The cluster concept is part of a new emphasis on career education from the Oregon Board of Education.

25 years ago

You know it’s snowing hard when a sled dog race gets canceled. That’s what happened Sunday when a “don’t forget it’s still winter” storm draped the Blue Mountains in snow. The Tollgate area was hardest hit, collecting 14-16 inches of new snow over the weekend.

The Bigfoot Rendezvous Sled Dog Races went on Saturday as planned at Morning Creek Sno-Park near Tollgate. But it was snowing so hard Sunday morning that the second day of the annual events was canceled.

It snowed all day Saturday and Saturday night at Tollgate and didn’t stop Sunday until about 4 p.m.
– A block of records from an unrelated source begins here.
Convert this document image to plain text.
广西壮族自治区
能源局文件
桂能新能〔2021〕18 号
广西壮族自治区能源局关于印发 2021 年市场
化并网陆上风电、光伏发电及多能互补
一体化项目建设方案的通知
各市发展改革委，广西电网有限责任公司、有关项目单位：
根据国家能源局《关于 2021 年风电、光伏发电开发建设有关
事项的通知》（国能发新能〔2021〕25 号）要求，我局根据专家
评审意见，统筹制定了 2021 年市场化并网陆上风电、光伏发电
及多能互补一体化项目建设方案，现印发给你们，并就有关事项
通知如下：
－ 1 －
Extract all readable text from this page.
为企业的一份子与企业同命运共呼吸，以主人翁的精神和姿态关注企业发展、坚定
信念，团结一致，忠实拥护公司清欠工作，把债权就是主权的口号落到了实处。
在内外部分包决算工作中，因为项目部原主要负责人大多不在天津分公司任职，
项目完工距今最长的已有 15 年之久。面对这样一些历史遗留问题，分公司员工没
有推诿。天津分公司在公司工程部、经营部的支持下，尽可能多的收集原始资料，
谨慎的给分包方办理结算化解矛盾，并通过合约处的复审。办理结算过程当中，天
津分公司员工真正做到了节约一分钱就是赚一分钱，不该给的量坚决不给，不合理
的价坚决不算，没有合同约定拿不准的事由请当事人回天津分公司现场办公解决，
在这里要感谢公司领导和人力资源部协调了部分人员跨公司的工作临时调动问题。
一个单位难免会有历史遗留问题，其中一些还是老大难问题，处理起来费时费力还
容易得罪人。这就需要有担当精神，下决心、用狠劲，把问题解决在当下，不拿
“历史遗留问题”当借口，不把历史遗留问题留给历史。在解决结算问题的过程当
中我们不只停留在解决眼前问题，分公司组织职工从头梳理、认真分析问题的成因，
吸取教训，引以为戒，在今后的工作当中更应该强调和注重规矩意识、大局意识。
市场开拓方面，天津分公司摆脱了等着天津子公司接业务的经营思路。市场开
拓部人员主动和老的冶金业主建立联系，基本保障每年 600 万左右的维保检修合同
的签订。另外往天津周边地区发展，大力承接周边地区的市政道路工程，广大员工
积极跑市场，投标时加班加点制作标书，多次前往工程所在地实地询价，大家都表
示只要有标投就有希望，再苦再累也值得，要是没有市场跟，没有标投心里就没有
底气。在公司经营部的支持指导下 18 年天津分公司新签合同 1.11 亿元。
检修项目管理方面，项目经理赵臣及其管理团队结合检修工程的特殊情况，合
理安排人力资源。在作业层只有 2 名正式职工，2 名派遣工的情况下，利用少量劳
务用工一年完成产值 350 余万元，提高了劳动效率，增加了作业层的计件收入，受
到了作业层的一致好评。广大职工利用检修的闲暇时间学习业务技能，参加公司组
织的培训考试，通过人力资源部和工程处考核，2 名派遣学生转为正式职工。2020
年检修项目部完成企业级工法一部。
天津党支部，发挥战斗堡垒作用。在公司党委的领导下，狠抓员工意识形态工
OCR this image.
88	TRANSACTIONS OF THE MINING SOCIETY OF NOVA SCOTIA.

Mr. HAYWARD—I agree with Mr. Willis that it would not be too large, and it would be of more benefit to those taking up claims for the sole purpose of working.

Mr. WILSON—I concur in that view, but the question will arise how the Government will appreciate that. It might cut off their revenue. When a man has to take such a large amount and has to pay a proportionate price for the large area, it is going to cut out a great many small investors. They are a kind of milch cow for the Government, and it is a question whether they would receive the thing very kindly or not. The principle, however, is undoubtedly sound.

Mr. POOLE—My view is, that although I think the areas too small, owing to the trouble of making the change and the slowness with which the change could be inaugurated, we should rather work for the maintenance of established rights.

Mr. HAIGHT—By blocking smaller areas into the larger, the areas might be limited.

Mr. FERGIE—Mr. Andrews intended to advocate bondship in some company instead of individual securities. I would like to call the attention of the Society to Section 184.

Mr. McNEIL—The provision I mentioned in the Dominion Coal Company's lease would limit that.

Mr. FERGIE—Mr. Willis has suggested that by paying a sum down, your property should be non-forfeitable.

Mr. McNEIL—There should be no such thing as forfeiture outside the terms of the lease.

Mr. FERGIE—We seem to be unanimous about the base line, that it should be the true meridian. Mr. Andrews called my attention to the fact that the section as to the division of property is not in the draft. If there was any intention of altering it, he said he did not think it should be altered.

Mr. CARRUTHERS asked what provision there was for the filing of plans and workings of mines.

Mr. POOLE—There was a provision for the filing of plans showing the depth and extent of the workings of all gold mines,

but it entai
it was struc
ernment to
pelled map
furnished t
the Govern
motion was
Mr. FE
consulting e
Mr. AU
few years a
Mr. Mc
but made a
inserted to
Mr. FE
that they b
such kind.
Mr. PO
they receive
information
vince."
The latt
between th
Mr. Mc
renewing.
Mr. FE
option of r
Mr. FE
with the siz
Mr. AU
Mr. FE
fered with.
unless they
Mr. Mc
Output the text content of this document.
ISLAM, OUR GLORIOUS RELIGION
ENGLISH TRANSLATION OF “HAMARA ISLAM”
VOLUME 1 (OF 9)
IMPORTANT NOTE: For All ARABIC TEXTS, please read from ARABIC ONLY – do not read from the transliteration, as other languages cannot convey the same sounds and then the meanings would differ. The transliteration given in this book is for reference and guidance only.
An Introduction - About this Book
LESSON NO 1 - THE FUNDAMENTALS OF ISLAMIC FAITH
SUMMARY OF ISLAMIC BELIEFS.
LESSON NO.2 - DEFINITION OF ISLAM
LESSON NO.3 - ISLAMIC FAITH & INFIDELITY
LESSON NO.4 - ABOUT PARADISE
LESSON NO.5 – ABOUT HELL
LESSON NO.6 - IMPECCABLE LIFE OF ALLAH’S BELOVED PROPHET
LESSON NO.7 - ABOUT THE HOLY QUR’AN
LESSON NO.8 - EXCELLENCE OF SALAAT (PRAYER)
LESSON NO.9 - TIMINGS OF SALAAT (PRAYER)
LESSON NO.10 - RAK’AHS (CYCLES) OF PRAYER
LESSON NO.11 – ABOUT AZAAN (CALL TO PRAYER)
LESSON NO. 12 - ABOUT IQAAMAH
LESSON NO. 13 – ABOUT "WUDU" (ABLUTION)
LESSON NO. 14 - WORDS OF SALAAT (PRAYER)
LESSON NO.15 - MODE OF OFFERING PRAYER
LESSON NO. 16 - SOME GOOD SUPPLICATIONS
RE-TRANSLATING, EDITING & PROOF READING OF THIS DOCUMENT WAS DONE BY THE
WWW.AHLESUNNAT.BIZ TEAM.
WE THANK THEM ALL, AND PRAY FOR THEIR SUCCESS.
The snow total at the Tollgate summit is now near six feet.

The storm dropped nearly five inches of snow at Meacham and topped it off with a low of 14 degrees this morning. Ukiah recorded four inches of snow. The storm lost its momentum farther east; Joseph reported an inch of new snow and Union a trace.

While it was snowing in the Blue it was raining in the Columbia Basin. Pendleton recorded nearly a half an inch of rain over the weekend, bringing the monthly total to 1.01 inches. That’s close to the average monthly precipitation total of 1.14 inches with two weeks left in February.